Un acte «vraiment cruel et inhumain». Pour avoir déclenché l’incendie mortel du studio Kyoto Animation le 18 juillet 2019, Shinji Aoba a été condamné à mort jeudi 24 janvier. «Le fait que 36 personnes soient mortes est extrêmement grave et tragique» et les victimes «ont dû endurer la peur et l’angoisse avant de mourir», a martelé le président du tribunal de Kyoto. Le studio ravagé par les flammes «s’est immédiatement transformé en un enfer», a-t-il poursuivi.
D’après plusieurs témoignages, l’homme de 45 ans avait fait irruption ce jour-là dans le bâtiment de la mégalopole située dans le centre du Japon. Puis, il avait répandu de l’essence avant d’y mettre le feu, tout en criant : «Vous allez mourir». La plupart des victimes étaient de jeunes employés de Kyoto Animation, surnommé «KyoAni». Plus de 30 autres personnes ont été blessées dans le sinistre. Ce drame avait provoqué une immense vague d’émotion et d’indignation dans le pays et à l’étranger.
«Je ne pensais pas qu’autant de gens allaient mourir et je pense maintenant être allé trop loin», avait déclaré l’accusé au premier jour de son procès, en septembre dernier. «Je pense que je dois payer pour mon crime avec [cette peine]», avait-il aussi estimé durant une audience en décembre, lorsqu’il avait été interrogé sur le souhait des familles des victimes de le voir condamné à mort.
Récit
Selon ses dires, Shinji Aoba voulait se venger de KyoAni parce qu’il était persuadé que l’entreprise lui avait volé une idée de scénario. Une allégation fermement rejetée par le studio. Une rancune qualifiée de «délirante» par les procureurs. Shinji Aoba faisait face à cinq chefs d’accusation, incluant ceux de meurtre, tentative de meurtre et incendie criminel. Le mois dernier, le parquet avait requis la peine capitale à son encontre.
Shinji Aoba lui-même avait été gravement brûlé dans le sinistre. Ses blessures ont nécessité de multiples opérations chirurgicales si bien qu’il a été forcé de comparaître en fauteuil roulant. Ses avocats avaient plaidé non-coupable en arguant qu’il n’avait pas eu «la capacité de faire la distinction entre le bien et le mal» en raison de troubles psychiatriques.

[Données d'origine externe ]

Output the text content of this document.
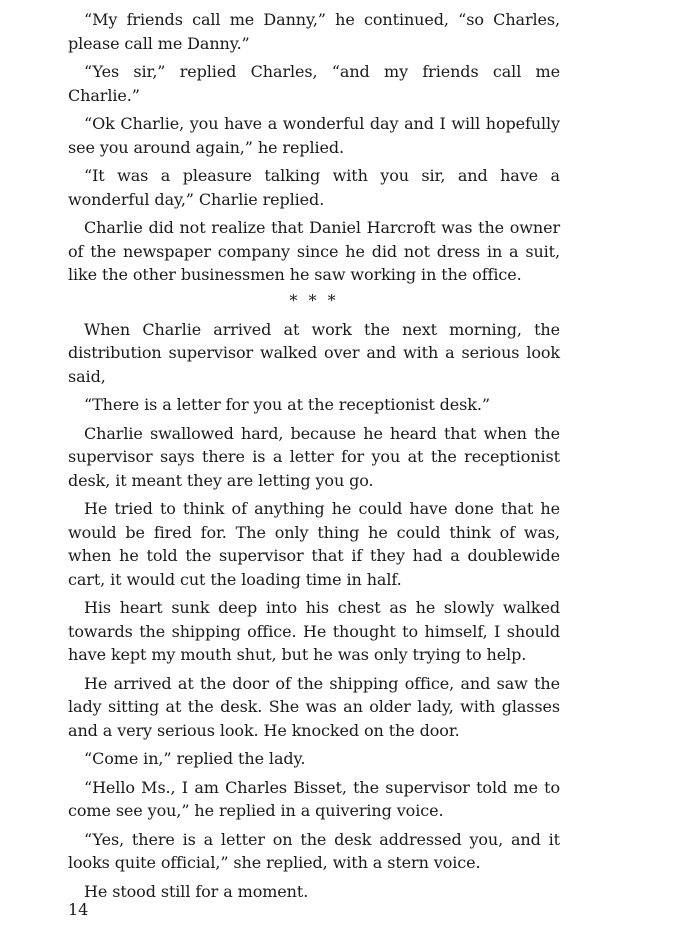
“My friends call me Danny,” he continued, “so Charles, please call me Danny.”

“Yes sir,” replied Charles, “and my friends call me Charlie.”

“Ok Charlie, you have a wonderful day and I will hopefully see you around again,” he replied.

“It was a pleasure talking with you sir, and have a wonderful day,” Charlie replied.

Charlie did not realize that Daniel Harcroft was the owner of the newspaper company since he did not dress in a suit, like the other businessmen he saw working in the office.

* * *

When Charlie arrived at work the next morning, the distribution supervisor walked over and with a serious look said,

“There is a letter for you at the receptionist desk.”

Charlie swallowed hard, because he heard that when the supervisor says there is a letter for you at the receptionist desk, it meant they are letting you go.

He tried to think of anything he could have done that he would be fired for. The only thing he could think of was, when he told the supervisor that if they had a doublewide cart, it would cut the loading time in half.

His heart sunk deep into his chest as he slowly walked towards the shipping office. He thought to himself, I should have kept my mouth shut, but he was only trying to help.

He arrived at the door of the shipping office, and saw the lady sitting at the desk. She was an older lady, with glasses and a very serious look. He knocked on the door.

“Come in,” replied the lady.

“Hello Ms., I am Charles Bisset, the supervisor told me to come see you,” he replied in a quivering voice.

“Yes, there is a letter on the desk addressed you, and it looks quite official,” she replied, with a stern voice.

He stood still for a moment.

14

Mais ce jeudi, les juges ont estimé que Aoba n’était pas atteint de démence et ne souffrait pas non plus d’une diminution de ses capacités mentales au moment du crime.
A l’instar des Etats-Unis ou de l’Inde, le Japon fait partie des démocraties continuant à appliquer la peine de mort. Dans l’archipel, les exécutions s’y font par pendaison. Malgré les critiques à l’étranger, l’opinion publique nippone reste majoritairement favorable à la peine capitale. La dernière exécution dans le pays remonte à 2022.
«Chagrin»
Fondé en 1981, le studio Kyoto Animation a produit des dessins animés souvent inspirés de mangas, dont «Lucky Star», «La Mélancolie de Haruhi Suzumiya», «K-ON !» ou le film d’animation «Violet Evergarden», encore en travail au moment de l’incendie et qui avait fini par sortir en 2020 au Japon. Ce studio, réputé pour le raffinement de sa production, est resté attaché à son implantation dans l’ancienne capitale impériale du Japon, Kyoto, alors que la plupart des studios d’animation nippons sont basés à Tokyo.
La condamnation de Shinji Aoba «ne change rien à notre chagrin», a déclaré dans un communiqué le président de KyoAni, Hideaki Hatta. Avant d’ajouter : «La pensée de tous nos employés qui ont péri et de la peine ressentie par les autres victimes de l’attaque et leurs proches me brisent le cœur».